こどもがたばこを吸ってはいけないことを理解し、誘われても「喫煙しない」という選択ができるようになることは、すこやかな成長と将来の健康のためにとても重要です。また、周りの大人がたばこの煙をこどもに吸わせてしまうことは、こども自身が吸うのと同じくらいの悪影響があります。家族で禁煙に取り組みましょう。
◆こどもの喫煙/受動喫煙の危険性(リスク)
- ❶からだの健康への悪影響:成長期のこどもは、たばこの有害物質※の影響を受けやすく、心臓病の危険性が高くなったり、運動するとすぐに疲れたり、息切れしたりします。また、身長が伸びなくなり、しみやしわができやすくなる、歯周病にかかりやすくなるなど、からだに与えられる影響がとても大きいです。

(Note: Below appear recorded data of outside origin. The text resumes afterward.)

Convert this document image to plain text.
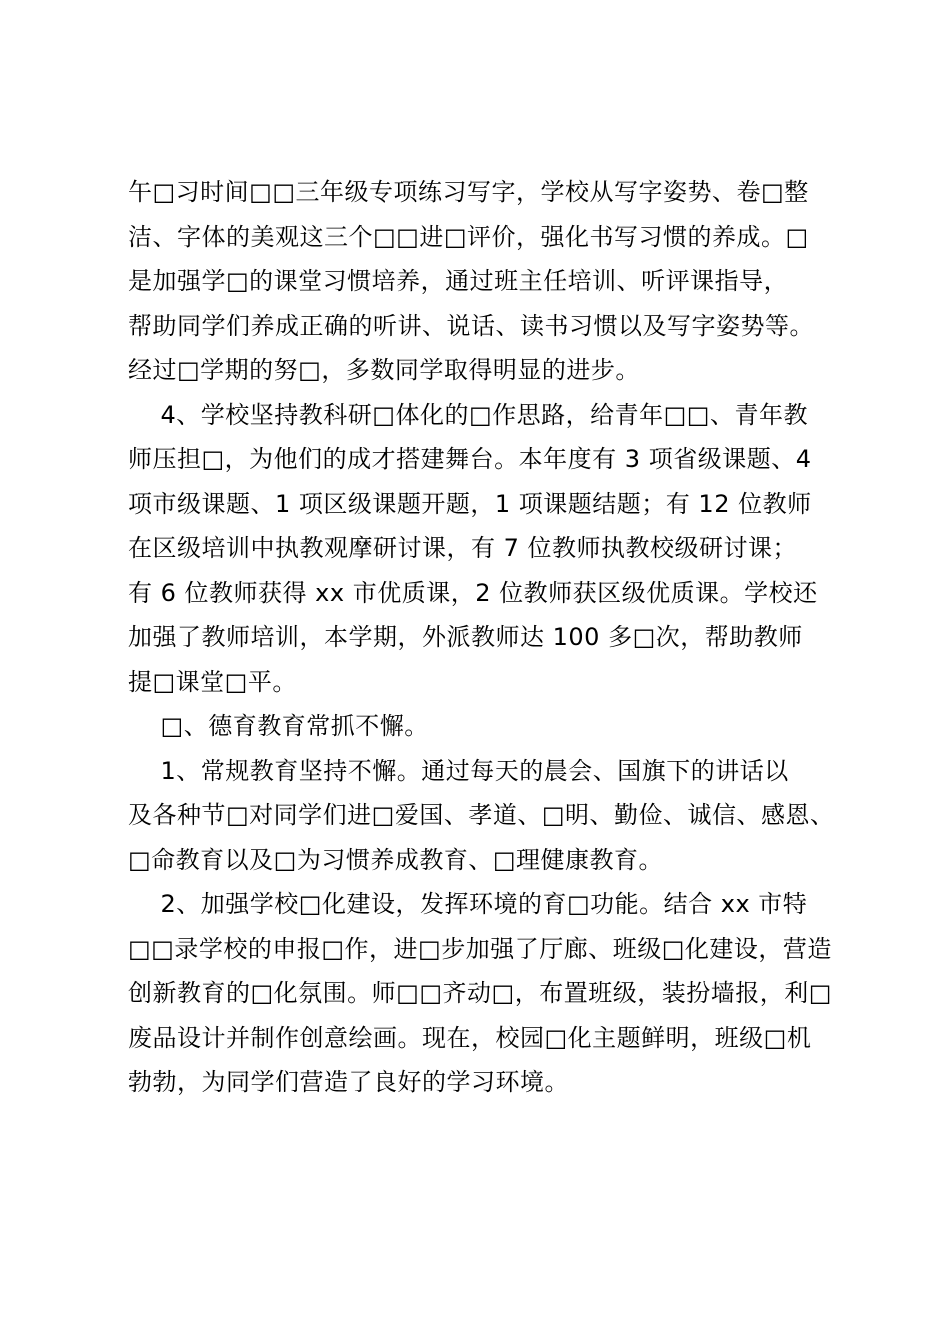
午□习时间□□三年级专项练习写字，学校从写字姿势、卷□整
洁、字体的美观这三个□□进□评价，强化书写习惯的养成。□
是加强学□的课堂习惯培养，通过班主任培训、听评课指导，
帮助同学们养成正确的听讲、说话、读书习惯以及写字姿势等。
经过□学期的努□，多数同学取得明显的进步。
4、学校坚持教科研□体化的□作思路，给青年□□、青年教
师压担□，为他们的成才搭建舞台。本年度有 3 项省级课题、4
项市级课题、1 项区级课题开题，1 项课题结题；有 12 位教师
在区级培训中执教观摩研讨课，有 7 位教师执教校级研讨课；
有 6 位教师获得 xx 市优质课，2 位教师获区级优质课。学校还
加强了教师培训，本学期，外派教师达 100 多□次，帮助教师
提□课堂□平。
□、德育教育常抓不懈。
1、常规教育坚持不懈。通过每天的晨会、国旗下的讲话以
及各种节□对同学们进□爱国、孝道、□明、勤俭、诚信、感恩、
□命教育以及□为习惯养成教育、□理健康教育。
2、加强学校□化建设，发挥环境的育□功能。结合 xx 市特
□□录学校的申报□作，进□步加强了厅廊、班级□化建设，营造
创新教育的□化氛围。师□□齐动□，布置班级，装扮墙报，利□
废品设计并制作创意绘画。现在，校园□化主题鲜明，班级□机
勃勃，为同学们营造了良好的学习环境。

- ❷脳への悪影響:脳の成長が妨げられる、記憶力や集中力が落ちるといった影響や、怒りっぽくなる、自己中心的になるなどのさまざまな悪影響があります。
- ❸大人よりも依存症になりやすい:ニコチンは覚せい剤やコカインなどの薬物よりも依存性が高いといわれており、こどもは大人よりもニコチン依存症になりやすいといわれています。

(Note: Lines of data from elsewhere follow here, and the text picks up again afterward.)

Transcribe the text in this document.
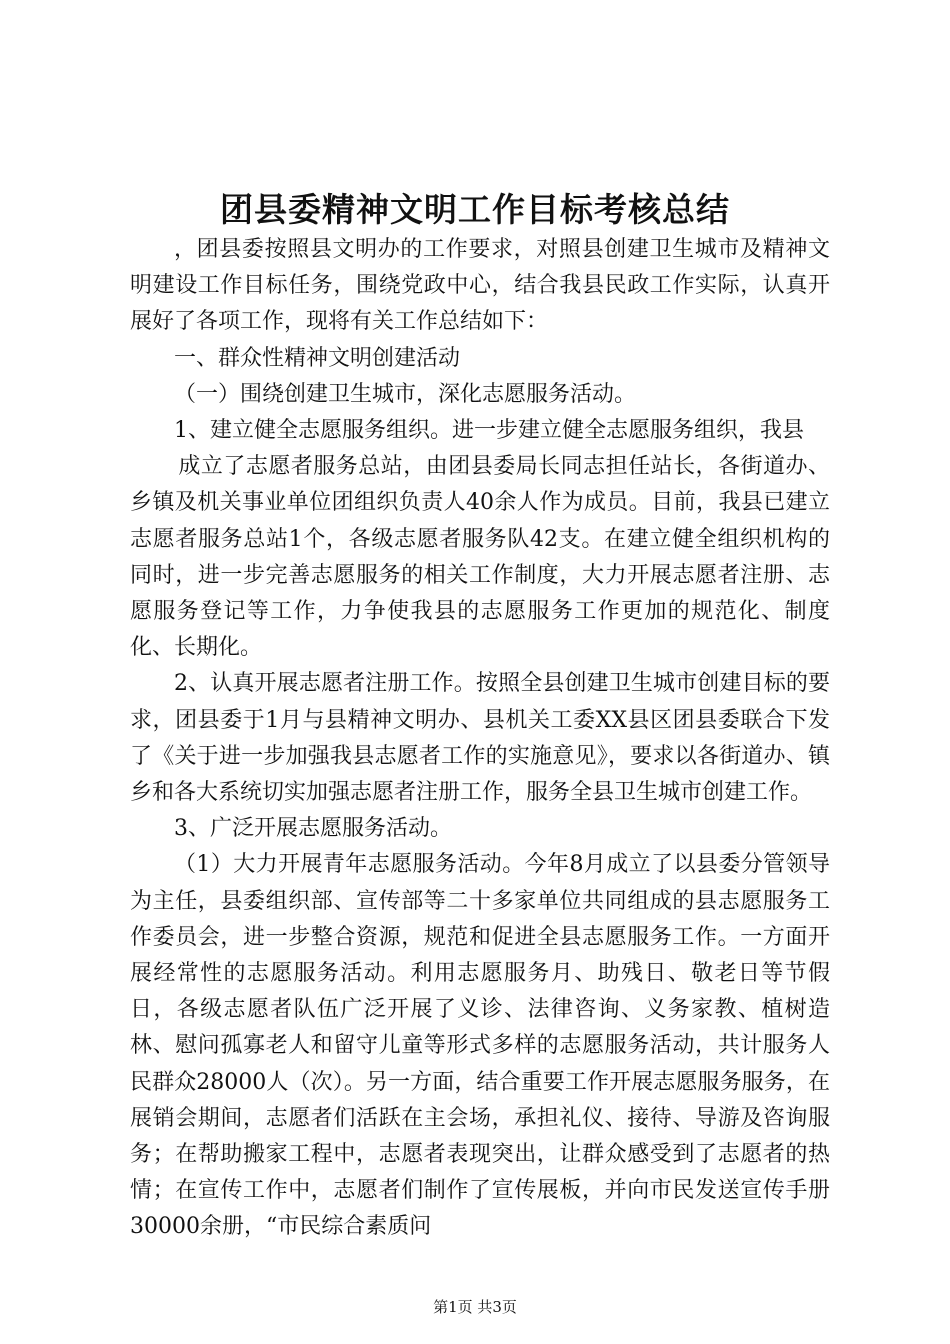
团县委精神文明工作目标考核总结

，团县委按照县文明办的工作要求，对照县创建卫生城市及精神文明建设工作目标任务，围绕党政中心，结合我县民政工作实际，认真开展好了各项工作，现将有关工作总结如下：

一、群众性精神文明创建活动

（一）围绕创建卫生城市，深化志愿服务活动。

1、建立健全志愿服务组织。进一步建立健全志愿服务组织，我县

成立了志愿者服务总站，由团县委局长同志担任站长，各街道办、乡镇及机关事业单位团组织负责人40余人作为成员。目前，我县已建立志愿者服务总站1个，各级志愿者服务队42支。在建立健全组织机构的同时，进一步完善志愿服务的相关工作制度，大力开展志愿者注册、志愿服务登记等工作，力争使我县的志愿服务工作更加的规范化、制度化、长期化。

2、认真开展志愿者注册工作。按照全县创建卫生城市创建目标的要求，团县委于1月与县精神文明办、县机关工委XX县区团县委联合下发了《关于进一步加强我县志愿者工作的实施意见》，要求以各街道办、镇乡和各大系统切实加强志愿者注册工作，服务全县卫生城市创建工作。

3、广泛开展志愿服务活动。

（1）大力开展青年志愿服务活动。今年8月成立了以县委分管领导为主任，县委组织部、宣传部等二十多家单位共同组成的县志愿服务工作委员会，进一步整合资源，规范和促进全县志愿服务工作。一方面开展经常性的志愿服务活动。利用志愿服务月、助残日、敬老日等节假日，各级志愿者队伍广泛开展了义诊、法律咨询、义务家教、植树造林、慰问孤寡老人和留守儿童等形式多样的志愿服务活动，共计服务人民群众28000人（次）。另一方面，结合重要工作开展志愿服务服务，在展销会期间，志愿者们活跃在主会场，承担礼仪、接待、导游及咨询服务；在帮助搬家工程中，志愿者表现突出，让群众感受到了志愿者的热情；在宣传工作中，志愿者们制作了宣传展板，并向市民发送宣传手册30000余册，“市民综合素质问

第1页 共3页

- ❹副流煙を吸わされる受動喫煙も健康への悪影響が大きい:たばこを吸っている人が吸う主流煙よりも、たばこの火がついた先から出る副流煙に含まれる有害物質のほうが多いといわれています。そのため、受動喫煙によってがんや脳卒中、虚血性心疾患、呼吸器疾患などのさまざまな病気のリスクが高くなります。

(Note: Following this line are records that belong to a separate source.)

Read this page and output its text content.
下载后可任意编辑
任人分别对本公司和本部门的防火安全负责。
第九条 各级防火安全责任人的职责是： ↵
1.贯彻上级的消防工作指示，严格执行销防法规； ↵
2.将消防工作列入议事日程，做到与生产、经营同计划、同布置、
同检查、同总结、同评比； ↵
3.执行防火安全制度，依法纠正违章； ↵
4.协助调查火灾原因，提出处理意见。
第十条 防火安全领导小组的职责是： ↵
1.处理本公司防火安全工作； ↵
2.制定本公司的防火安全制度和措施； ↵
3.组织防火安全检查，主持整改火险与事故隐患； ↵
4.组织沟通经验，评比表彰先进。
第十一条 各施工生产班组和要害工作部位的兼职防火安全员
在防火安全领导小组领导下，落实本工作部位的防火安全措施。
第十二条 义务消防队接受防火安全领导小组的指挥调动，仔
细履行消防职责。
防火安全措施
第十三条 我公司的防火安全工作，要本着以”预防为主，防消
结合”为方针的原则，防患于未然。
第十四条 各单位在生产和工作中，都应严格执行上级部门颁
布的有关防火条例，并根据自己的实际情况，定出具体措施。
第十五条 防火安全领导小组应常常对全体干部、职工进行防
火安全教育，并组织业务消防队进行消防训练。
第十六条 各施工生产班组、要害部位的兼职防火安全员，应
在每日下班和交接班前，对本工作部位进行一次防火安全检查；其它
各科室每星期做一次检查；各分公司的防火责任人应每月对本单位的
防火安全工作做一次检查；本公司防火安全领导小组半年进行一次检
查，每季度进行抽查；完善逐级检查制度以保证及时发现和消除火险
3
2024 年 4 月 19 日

- ※たばこの3大有害物質…ニコチン(血圧をあげる、強い依存性がある)
一酸化炭素(血液中の酸素が運ばれにくくなり、酸素不足を引き起こす)
タール(発がん性物質が含まれ、さまざまながんの原因になる。肺を黒くする)
家族でこどもの喫煙防止・受動喫煙防止に取り組もう
●喫煙してはいけない理由を説明する
20歳未満の喫煙は法律違反になるだけでなく、充実した学校生活や健康な未来の妨げになることを説明し、理解させましょう。
●誘われたときの断り方を練習する
こどもが友人や先輩から喫煙を誘われてもキッパリと断れるように、断り方を練習しておきましょう。
●親も禁煙する
親が喫煙しているとこどもの喫煙率が高くなります。受動喫煙することも多くなるため、親も禁煙することがすすめられます。また、喫煙や受動喫煙は胎児の発育に悪影響を及ぼすことがわかっています。妊娠がわかる前から禁煙することが望ましいでしょう。
●加熱式たばこも安全ではない
加熱式たばこは、たばこの葉やその加工品を電気で加熱し、発生させた煙(蒸気)を吸入するもので、煙には多くの有害物質が含まれます。